Lebanese Prime Minister Saad Hariri has blamed new voting rules on why his party lost 12 seats.Hezbollah and its political allies have made significant gains in Lebanon’s parliamentary election, official results show, boosting an Iranian-backed movement fiercely opposed to Israel and underlining Tehran’s growing regional clout.
The leader of Shi’ite Hezbollah, Sayyed Hassan Nasrallah, called the result “a very big political, parliamentary and moral victory for the choice of resistance”.
The number of Hezbollah MPs was the same or little changed, but candidates supported by the group or allied to it gained in major cities. Hezbollah and its political allies won just over half the seats in parliament, according to final results late on Monday from all but one of Lebanon’s 15 electoral districts.
Branded a terrorist group by the US, heavily armed Shi’ite Hezbollah has grown in strength since joining the war in Syria in support of President Bashar al-Assad in 2012.
The strong showing by parties and politicians who support Hezbollah’s possession of weapons risk complicating Western policy in Lebanon, which is banking on foreign aid and loans to revive its stagnant economy and receives US military support.
An Israeli minister said the outcome showed the Lebanese state was indistinguishable from Hezbollah, signalling the risk of Israel hitting Lebanon’s government in a future war.
Western-backed Prime Minister Saad al-Hariri lost over a third of his seats, the results showed. He blamed a complex new voting law and gaps in his party’s performance.
But with 21 MPs, down from 33 in the last parliament, he still emerged as the Sunni Muslim leader with the biggest bloc in the 128-seat house, making him the frontrunner to form the next government.
The staunchly anti-Hezbollah Lebanese Forces, a Christian party, emerged as a big winner, nearly doubling its lawmakers to around 15, according to initial indications.
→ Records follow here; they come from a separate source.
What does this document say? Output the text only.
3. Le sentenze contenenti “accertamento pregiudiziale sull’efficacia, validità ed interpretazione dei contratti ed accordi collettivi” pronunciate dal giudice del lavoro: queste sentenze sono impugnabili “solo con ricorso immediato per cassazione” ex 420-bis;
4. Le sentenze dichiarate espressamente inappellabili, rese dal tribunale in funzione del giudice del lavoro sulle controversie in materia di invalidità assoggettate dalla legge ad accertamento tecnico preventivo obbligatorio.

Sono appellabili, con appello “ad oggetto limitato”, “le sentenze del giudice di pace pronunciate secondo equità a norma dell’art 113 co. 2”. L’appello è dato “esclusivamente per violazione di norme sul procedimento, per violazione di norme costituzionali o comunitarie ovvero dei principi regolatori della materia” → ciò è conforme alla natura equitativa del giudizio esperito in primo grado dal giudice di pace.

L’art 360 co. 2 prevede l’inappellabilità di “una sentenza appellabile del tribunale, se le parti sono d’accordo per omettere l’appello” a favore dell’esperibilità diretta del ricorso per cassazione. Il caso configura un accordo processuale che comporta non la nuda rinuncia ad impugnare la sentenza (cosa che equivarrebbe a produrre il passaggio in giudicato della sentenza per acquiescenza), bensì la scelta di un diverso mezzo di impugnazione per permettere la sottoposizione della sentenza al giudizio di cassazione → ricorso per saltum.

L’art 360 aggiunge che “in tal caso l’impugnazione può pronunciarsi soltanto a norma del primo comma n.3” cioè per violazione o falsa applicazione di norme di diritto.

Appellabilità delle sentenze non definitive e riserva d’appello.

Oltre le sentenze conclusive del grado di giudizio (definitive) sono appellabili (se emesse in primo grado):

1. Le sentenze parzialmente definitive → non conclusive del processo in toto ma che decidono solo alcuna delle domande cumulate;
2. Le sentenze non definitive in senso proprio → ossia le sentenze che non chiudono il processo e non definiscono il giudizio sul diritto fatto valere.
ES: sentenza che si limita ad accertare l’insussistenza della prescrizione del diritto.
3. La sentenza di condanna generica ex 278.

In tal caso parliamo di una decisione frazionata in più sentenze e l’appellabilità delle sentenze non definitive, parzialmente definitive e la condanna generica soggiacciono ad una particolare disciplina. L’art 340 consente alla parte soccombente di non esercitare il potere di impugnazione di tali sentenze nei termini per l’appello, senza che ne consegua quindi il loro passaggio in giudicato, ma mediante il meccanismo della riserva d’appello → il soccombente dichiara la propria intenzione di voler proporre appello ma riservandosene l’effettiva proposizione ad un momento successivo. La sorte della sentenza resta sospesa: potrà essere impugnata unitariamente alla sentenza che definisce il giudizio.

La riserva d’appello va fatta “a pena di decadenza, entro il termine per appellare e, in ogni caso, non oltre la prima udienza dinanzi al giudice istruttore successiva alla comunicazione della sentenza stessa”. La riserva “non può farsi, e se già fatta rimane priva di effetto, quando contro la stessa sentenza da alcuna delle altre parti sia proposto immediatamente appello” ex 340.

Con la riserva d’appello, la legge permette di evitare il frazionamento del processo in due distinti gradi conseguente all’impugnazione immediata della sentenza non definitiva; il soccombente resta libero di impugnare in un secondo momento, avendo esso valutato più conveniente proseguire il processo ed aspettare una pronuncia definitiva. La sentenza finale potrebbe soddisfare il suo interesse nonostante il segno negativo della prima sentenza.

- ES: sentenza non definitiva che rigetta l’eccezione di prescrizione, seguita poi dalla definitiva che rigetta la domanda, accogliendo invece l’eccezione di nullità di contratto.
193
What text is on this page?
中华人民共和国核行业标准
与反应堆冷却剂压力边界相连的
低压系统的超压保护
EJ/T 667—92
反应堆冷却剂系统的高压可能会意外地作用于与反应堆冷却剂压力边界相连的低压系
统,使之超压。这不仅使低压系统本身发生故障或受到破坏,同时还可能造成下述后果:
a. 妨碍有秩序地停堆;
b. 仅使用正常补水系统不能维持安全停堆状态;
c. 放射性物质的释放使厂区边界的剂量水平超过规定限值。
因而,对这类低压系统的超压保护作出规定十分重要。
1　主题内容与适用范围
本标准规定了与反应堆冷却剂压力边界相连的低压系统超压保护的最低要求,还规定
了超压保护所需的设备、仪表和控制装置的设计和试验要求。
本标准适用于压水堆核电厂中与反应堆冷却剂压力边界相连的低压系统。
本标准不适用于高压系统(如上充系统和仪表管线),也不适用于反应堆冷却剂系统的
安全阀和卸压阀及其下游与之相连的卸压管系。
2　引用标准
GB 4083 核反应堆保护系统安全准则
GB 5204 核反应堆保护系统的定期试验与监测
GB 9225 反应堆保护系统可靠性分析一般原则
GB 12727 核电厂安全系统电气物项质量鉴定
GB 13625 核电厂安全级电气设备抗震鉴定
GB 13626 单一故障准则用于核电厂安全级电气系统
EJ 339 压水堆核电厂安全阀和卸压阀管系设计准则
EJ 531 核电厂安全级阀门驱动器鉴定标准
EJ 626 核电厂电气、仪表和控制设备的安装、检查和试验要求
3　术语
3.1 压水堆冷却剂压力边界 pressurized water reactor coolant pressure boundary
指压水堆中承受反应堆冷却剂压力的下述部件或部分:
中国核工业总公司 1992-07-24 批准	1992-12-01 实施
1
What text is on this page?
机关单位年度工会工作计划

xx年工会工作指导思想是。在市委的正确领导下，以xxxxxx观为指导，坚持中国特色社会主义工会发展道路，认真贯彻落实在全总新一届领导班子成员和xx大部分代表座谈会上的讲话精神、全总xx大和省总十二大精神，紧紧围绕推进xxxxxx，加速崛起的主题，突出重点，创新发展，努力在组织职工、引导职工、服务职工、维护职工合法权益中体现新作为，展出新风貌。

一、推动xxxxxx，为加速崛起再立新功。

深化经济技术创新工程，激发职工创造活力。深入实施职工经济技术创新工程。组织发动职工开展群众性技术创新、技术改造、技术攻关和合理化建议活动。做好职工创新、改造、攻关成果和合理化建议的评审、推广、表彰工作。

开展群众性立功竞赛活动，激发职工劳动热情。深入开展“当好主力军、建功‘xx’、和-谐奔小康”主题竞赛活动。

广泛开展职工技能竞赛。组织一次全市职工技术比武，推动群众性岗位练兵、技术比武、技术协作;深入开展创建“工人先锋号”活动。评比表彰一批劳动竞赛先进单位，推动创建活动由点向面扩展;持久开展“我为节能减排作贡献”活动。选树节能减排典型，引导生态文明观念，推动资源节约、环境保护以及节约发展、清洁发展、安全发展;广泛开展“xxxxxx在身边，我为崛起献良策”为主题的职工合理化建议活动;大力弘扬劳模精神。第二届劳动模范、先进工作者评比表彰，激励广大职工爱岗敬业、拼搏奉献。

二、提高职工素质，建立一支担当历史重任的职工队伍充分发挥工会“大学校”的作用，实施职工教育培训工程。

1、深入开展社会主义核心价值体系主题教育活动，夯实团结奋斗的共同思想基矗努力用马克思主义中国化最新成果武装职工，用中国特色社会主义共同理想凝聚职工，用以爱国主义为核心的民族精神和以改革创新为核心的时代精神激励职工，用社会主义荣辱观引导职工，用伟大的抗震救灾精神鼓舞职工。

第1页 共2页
Lebanon’s prime minister must be a Sunni under its sectarian power-sharing system. The new government, like the outgoing one, is expected to include all the main parties. Talks over cabinet posts are expected to take time.
“Hariri is going to be further weakened in any kind of government going forward,” said Andrew Tabler of the Washington Institute. “His ability to substantially tame or restrain Hezbollah… in Lebanon is going to be very limited.”
Official results showed that Hezbollah, along with allied groups and individuals, secured at least 65 seats. The final results for Akkar district have yet to be announced.